Вот, когда г. проф. Пленге покажет, как, с его точки зрения, при помощи выработанных им категорий и методов решаются организационные задачи, тогда я смогу и буду обязан точно установить свое отношение к его попытке. А до тех пор, если бы я стал возражать против его концепций, сколько бы я ни рассуждал, мои рассуждения по существу сводились бы к констатированию коренного различия наших исходных пунктов, — что я и сделал без лишних слов.

Мой исходный пункт, которого читатель не уловит из критики г. Пленге, заключается в том, что структурные отношения могут быть обобщены до такой же степени формальной чистоты схем, как в математике отношения величин; и на такой основе организационные задачи могут решаться способами, аналогичными математическим[144]. Более того — отношения количественные я рассматриваю как особый тип структурных и саму математику, как раньше развившуюся, в силу особых причин, ветвь всеобщей организационной науки: этим объясняется гигантская практическая сила математики как орудия организации жизни.

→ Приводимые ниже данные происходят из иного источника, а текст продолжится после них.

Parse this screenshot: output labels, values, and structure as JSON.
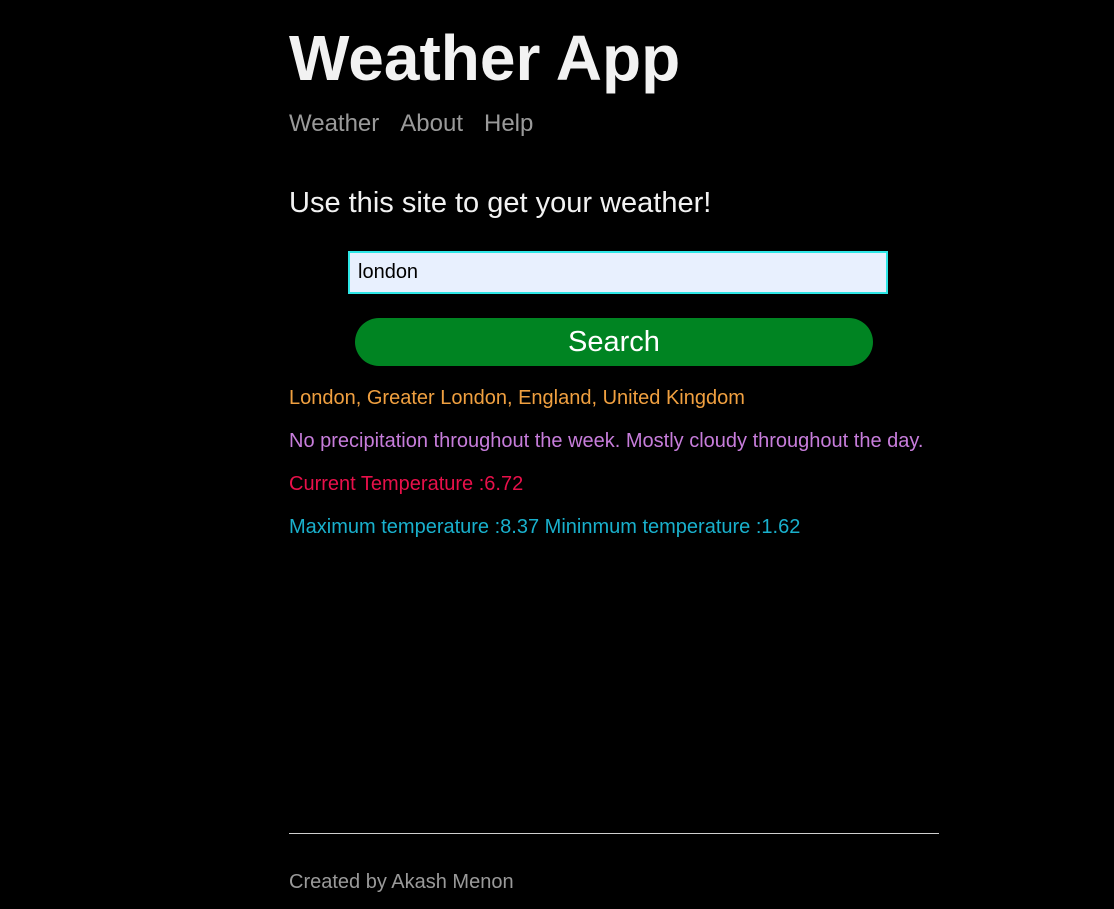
{
  "header": {
    "title": "Weather App",
    "nav": [
      {
        "label": "Weather"
      },
      {
        "label": "About"
      },
      {
        "label": "Help"
      }
    ]
  },
  "main": {
    "subtitle": "Use this site to get your weather!",
    "search": {
      "value": "london",
      "placeholder": "",
      "button_label": "Search"
    },
    "results": {
      "location": "London, Greater London, England, United Kingdom",
      "forecast": "No precipitation throughout the week. Mostly cloudy throughout the day.",
      "current": "Current Temperature :6.72",
      "minmax": "Maximum temperature :8.37 Mininmum temperature :1.62"
    }
  },
  "footer": {
    "credit": "Created by Akash Menon"
  },
  "colors": {
    "background": "#000000",
    "title": "#f2f2f2",
    "nav": "#9a9a9a",
    "input_border": "#2ee6e6",
    "input_bg": "#e8f0fe",
    "button_bg": "#008422",
    "location": "#f0a040",
    "forecast": "#c77ddb",
    "current": "#e8104a",
    "minmax": "#19b0cc",
    "footer": "#9a9a9a"
  }
}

А математика, между прочим, учит нас, как неосторожно было бы критиковать предпосылки той или другой науки вне их применения. Яркий пример — векторный анализ. Для теории кватернионов необходим постулат, согласно которому корень квадратный из минус единицы имеет по три разных положительных и отрицательных величины. В другой, особенно употребительной теперь форме этого анализа произведение двух реальных, конечных величин — векторов — может равняться нулю. Очевидно, что такие предпосылки ничего не стоит опровергнуть точными рассуждениями, опирающимися на элементарную алгебру и логику. Но математик только улыбкой ответит на подобное опровержение: задачи решаются успешно, этим вопрос исчерпан.

Так обстоит дело и со всякой новой наукой: не рассуждениями об ее общих понятиях определяется ее жизнеспособность и ценность. Вопрос решается на ином поле».

От критики европейской к отечественной… Вышла целая книга отчасти уже знакомого нам[145] И. Вайнштейна «Организационная теория и диалектический материализм». Это вещь довольно значительная в количественном смысле: 242 страницы весьма убористого шрифта. Имеется предисловие А. М. Деборина — «главы школы»; оно рекомендует эту книгу, хотя и в несколько сомнительных терминах: подчеркивается, главным образом, почтенность самой задачи и благие намерения автора, рядом с более чем прозрачными намеками на слабость выполнения. Было бы недостатком беспристрастия, если бы мы не отметили похвалы достойную скромность автора, присоединяющего к своей книге столь умеренную рекомендацию.

Что эта скромность не совсем лишена оснований, в том мы убеждаемся, начиная с первой фразы почтенного автора. Она гласит: «Критика Богданова не нова». Прочитав это, я заинтересовался, какую именно мою критику он имеет в виду, — ибо мне случалось критиковать многое и многих. Из дальнейшего выяснилось, что я, — как, думаю, и всякий обыкновенный читатель, — введен в заблуждение. Дело идет не о моей критике, а о критике, направленной против меня. Почтенный автор хотел сказать, что не он первый критикует Богданова. При всей содержательности и высокой ценности этой истины, мало чем уступающей абсолютным истинам чеховского учителя географии, как то: «лошади едят сено и овес», и проч., — приходится с грустью признать, что глубокая идея выражена малограмотно.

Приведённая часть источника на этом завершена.